The famous fall in the stock market of one year ago, was the official marker of this disruption and discontinuity from the past — in which everything that used to be true, no longer was, and things that were not available before, now existed but most people, were still rooted in their conditioning of the 20th century — in which things just got more expensive — for the conventional and traditional things.

But then, towards the 21st century, many things that were prohibitive, actually became free — like online news, information, publications, youtube, etc. There are houses to be bought for $1 — somewhere, under certain conditions, but it probably won’t be prime real estate that is otherwise highly valued by most people. It is a niche market, in which you are the right person, at the right place, at the right time — and you have to recognize that opportunity and act on it.

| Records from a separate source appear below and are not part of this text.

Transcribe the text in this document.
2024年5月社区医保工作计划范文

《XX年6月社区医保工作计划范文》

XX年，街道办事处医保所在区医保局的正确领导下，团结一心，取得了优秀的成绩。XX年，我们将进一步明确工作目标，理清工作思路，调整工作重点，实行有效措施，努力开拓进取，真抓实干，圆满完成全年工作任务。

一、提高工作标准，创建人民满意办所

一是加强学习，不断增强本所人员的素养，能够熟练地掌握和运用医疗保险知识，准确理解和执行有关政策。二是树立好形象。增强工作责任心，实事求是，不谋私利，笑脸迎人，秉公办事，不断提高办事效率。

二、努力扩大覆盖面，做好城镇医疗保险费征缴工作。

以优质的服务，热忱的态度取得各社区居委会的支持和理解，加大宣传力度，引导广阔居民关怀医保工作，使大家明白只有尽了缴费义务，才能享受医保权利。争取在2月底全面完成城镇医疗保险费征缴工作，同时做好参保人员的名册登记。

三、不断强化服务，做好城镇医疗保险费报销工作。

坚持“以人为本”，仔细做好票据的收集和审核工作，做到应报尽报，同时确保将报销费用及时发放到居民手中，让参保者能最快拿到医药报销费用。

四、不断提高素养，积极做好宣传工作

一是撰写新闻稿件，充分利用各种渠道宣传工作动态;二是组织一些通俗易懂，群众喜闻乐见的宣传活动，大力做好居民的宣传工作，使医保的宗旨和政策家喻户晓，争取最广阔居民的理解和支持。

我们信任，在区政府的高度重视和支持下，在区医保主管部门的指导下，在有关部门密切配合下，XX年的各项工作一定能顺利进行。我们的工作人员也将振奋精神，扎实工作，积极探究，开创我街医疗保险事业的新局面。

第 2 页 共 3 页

Many people can not, because they’ll think unbelievingly, “This is too good to be true, there must be something wrong.” But the seller is not going to stand there convincing you what a great deal that is; he really wants to sell you something with a higher profit margin — to which he will expend all the time and attention you want — selling you on that fact.

He is honor bound to sell you what is “On Sale,” but you have to be the person who sells yourself on “the bargain,” because you’ve done your homework, and know all the offerings in the category, and the pricing, and can recognize it as such, because nobody else can, usually because they don’t have the confidence in their own judgment.

The deciding factor is not money but information; the best, can often be the cheapest now. Products and services go in and out of fashion. Some communities have a stubbornly high cost of living, while others are the new now places to be — particularly when people are now shopping the world, for best communities to live in. In the old mass media market, that was likely to be the same for everyone — but now they are niche markets, and so not all marketplaces are equal and the same.

Fortune and Money magazine constantly rate places on their desirability, depending one whether one wants to make more money, and differently, if your objective is to spend the least amount of money, for those on fixed incomes. One of the major developments, has been the rise of the status and value of fixed incomes, because obviously, during uncertain times, those with a small fixed income are actually better off than those who can boom or bust.

Right now, the frugal lifestyles are king, and those who are self-sufficient and self-sustaining, have a major advantage over those utterly dependent on others for everything — which is likely to be highly urbanized living, in which one is trapped into a high fixed cost of living, because one has limited or no alternative options. One simply has to pay whatever the full retail price is.

Meanwhile, if you go to the discount/clearance stores, they may have the last of the luxury items before everybody stopped buying them.

So to generalize the truth for everyone, everywhere, becomes much more problematical. The great value, is deciding for oneself, what has the greatest value — which means more freedom and choices, and not less.